In response to questions from Fairfax Media this morning, Kohler said there was an opportunity in the fast-growing self managed superannuation market because of the high fees in financial planning and funds management.
“We are looking at setting up a superannuation platform which will allow people to administer their own super fund,” he said. The funds would be directed into ‘white label’ products, that is, funds managed by external entities. Negotiations with potential money managers were under way.
The funds foray is certain to attract controversy. Alan Kohler is the ABC’s high-profile finance correspondent and sold his online business news outfit Business Spectator and investment newsletter Eureka Report to Murdoch’s News Ltd in mid-2012 for around $30 million.

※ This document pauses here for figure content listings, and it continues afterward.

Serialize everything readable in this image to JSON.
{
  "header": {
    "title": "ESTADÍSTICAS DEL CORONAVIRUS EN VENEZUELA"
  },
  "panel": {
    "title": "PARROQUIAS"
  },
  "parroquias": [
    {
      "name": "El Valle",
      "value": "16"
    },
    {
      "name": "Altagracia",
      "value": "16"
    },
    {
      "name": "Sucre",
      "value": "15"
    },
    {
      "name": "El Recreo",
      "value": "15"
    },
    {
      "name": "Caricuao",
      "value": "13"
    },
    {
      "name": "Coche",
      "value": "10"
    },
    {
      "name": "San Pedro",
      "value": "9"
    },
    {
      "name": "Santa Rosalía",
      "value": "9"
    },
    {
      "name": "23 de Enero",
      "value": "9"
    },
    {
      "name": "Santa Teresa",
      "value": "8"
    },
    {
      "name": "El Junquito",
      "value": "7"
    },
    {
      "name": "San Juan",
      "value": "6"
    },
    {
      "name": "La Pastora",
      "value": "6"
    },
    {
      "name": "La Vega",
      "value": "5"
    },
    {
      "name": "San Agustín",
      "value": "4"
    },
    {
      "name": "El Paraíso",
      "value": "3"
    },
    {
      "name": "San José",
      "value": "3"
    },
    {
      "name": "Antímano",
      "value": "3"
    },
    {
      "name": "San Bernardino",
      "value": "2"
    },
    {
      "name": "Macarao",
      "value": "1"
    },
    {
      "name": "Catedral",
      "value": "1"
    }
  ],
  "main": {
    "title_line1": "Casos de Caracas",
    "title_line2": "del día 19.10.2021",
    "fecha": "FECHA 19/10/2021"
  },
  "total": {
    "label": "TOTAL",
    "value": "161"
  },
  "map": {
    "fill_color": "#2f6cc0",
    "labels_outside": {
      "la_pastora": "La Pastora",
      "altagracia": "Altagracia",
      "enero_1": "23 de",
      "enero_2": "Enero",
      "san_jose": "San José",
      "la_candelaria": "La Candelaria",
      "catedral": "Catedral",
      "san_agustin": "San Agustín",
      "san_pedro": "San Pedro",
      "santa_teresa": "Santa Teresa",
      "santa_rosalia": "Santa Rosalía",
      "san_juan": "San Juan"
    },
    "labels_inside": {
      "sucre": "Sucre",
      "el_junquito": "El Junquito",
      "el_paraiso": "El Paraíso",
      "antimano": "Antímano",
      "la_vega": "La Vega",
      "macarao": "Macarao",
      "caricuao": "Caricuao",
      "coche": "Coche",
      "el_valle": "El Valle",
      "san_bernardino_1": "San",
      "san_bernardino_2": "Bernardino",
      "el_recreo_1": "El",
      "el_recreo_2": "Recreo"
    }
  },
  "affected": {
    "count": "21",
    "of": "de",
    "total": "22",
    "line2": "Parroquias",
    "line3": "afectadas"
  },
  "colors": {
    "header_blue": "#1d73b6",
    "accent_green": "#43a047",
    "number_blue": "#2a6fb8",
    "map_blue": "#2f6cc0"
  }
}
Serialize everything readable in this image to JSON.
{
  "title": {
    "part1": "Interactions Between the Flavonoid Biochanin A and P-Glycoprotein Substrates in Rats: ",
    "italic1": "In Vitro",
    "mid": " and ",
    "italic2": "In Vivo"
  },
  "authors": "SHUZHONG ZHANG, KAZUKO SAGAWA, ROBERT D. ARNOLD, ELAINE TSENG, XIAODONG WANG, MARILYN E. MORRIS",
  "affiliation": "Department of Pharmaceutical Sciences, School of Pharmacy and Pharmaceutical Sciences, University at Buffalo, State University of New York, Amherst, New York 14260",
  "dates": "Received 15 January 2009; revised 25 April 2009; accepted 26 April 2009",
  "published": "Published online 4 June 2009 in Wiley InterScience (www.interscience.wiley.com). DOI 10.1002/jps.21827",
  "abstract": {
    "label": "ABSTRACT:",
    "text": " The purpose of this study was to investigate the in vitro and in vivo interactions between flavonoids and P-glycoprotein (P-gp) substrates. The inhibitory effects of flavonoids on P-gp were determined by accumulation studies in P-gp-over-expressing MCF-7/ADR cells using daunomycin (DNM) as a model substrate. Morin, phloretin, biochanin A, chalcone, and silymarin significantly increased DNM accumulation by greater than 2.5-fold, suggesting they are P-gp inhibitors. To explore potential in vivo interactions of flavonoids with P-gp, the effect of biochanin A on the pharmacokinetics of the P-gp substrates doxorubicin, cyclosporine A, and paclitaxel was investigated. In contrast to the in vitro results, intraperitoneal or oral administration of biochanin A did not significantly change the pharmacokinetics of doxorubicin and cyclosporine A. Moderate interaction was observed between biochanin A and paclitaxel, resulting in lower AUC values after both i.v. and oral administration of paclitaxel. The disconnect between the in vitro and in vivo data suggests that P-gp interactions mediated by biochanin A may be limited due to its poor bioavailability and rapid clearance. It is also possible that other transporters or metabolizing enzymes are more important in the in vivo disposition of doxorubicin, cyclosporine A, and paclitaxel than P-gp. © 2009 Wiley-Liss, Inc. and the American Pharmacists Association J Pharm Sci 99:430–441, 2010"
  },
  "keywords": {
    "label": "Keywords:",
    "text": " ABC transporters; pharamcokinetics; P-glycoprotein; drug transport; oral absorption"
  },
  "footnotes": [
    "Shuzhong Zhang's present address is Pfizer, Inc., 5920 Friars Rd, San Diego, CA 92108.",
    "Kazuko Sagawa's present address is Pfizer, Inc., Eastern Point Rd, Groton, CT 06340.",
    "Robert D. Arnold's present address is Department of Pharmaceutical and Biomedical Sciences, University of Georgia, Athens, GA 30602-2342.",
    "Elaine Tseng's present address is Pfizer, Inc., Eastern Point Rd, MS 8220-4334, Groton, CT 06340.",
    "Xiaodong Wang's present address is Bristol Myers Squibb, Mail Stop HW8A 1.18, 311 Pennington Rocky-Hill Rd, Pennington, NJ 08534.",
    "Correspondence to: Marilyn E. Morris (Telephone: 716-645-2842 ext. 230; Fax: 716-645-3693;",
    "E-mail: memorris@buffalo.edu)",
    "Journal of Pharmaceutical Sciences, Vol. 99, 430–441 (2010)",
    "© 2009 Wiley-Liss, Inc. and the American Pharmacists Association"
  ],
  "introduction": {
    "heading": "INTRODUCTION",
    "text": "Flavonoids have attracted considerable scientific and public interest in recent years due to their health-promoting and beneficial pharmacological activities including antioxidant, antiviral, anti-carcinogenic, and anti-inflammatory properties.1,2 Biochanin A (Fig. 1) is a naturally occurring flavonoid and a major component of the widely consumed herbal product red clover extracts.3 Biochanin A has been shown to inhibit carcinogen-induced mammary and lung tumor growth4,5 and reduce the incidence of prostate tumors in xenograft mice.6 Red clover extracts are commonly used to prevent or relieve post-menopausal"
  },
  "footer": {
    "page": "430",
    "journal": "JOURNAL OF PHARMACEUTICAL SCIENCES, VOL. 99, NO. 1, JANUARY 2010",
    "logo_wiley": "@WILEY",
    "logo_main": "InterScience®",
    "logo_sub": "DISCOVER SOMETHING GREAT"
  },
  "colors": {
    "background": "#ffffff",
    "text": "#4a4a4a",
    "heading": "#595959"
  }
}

Eureka makes investment recommendations, has now picked up an AFS (Australian Financial Services) licence and has recently been hiring analysts. Business Spectator provides reporting and commentary on finance, content which also appears in News Ltd’s national newspaper, The Australian.
Kohler told Fairfax any conflicts between investment management and journalism would be managed, similarly to the investment bank model, by a Chinese Wall.
He was also keen to point out that, unlike rival newsletters such as Intelligent Investor and Fat Prophets, Eureka would not be going into funds management per se. Rather its foray was in ‘directed’ superannuation or separately managed accounts (SMAs) where the clients would make the choice on where their funds would be allocated. Eureka would charge administration and reporting fees but not trailing commissions for advice, funds management fees and platform fees as is the case with the vertically integrated platforms controlled by the big four banks and AMP.
The strategy behind the play is to exploit the growing dissatisfaction with high fees in the $2 trillion retail superannuation market which has expedited the migration into the self-managed super space in recent years. SMFS funds now account for some $500 billion in Australians’ savings.